Anne Coutureau (compagnie Théâtre vivant) met en scène Les Beaux, une pièce écrite par Léonore Confino, lauréate du prix Sony Labou Tansi – du nom de ce grand auteur dramatique congolais (1947-1995) – pour deux pièces : Le Poisson belge et Le Village des sourds. Elle a aussi été nommée aux Molières pour Ring, Le Poisson belge, Le Village des sourds, L’Effet miroir et Les Beaux.
« Deux êtres plongés dans leurs gouffres intérieurs »
De quoi s’agit-il dans Les Beaux ? Qu’arrive-t-il à ce couple ? Anne Coutureau répond : « Ils jouent les forts, les vrais, et ne sont que deux êtres plongés dans leurs gouffres. Ils se font croire qu’ils portent beau, alors qu’ils sont effondrés intérieurement depuis longtemps […]. Le moment de rupture est chaotique, mais il laisse respirer l’amour fou qui les lie, malgré tout. » Et de conclure : « La pièce ouvre à la fois un champ d’aventure humaine, de profondeur émotionnelle, mais aussi de fantaisie, d’invention et de liberté. »

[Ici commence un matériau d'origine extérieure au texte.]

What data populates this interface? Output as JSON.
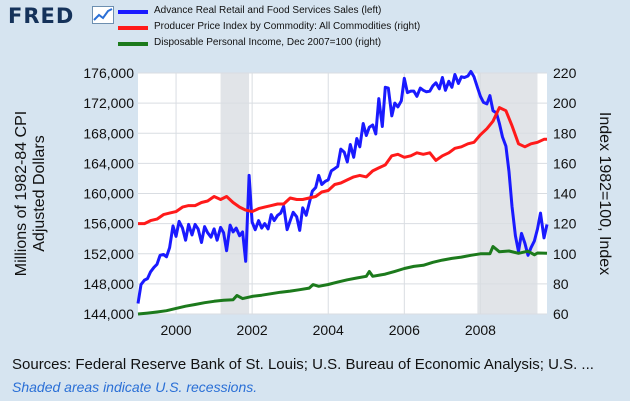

- Du 8 janvier au 12 mars 2026, les jeudis à 19 heures, au théâtre La Flèche, 66, rue de Charonne, à Paris 11e.
Cinéma : Une enfance allemande
Fatih Akim (Allemagne)
En 1945, sur l’île d’Amrun, au nord de l’Allemagne, loin de Berlin en ruines, le jeune Nanning (12 ans), rejeton de nazis fanatiques et membre des Jeunesses hitlériennes, vit la capitulation allemande et la fin de la guerre. Il va découvrir progressivement le passé criminel des siens, l’inhumanité du régime qui vient de s’effondrer et le poids d’infamie qui pèse sur lui à son corps défendant, jusqu’à se rapprocher de ceux, rares, qui n’adulaient pas Hitler. Un film de prise de conscience, dûment récompensé à Berlin et à Venise.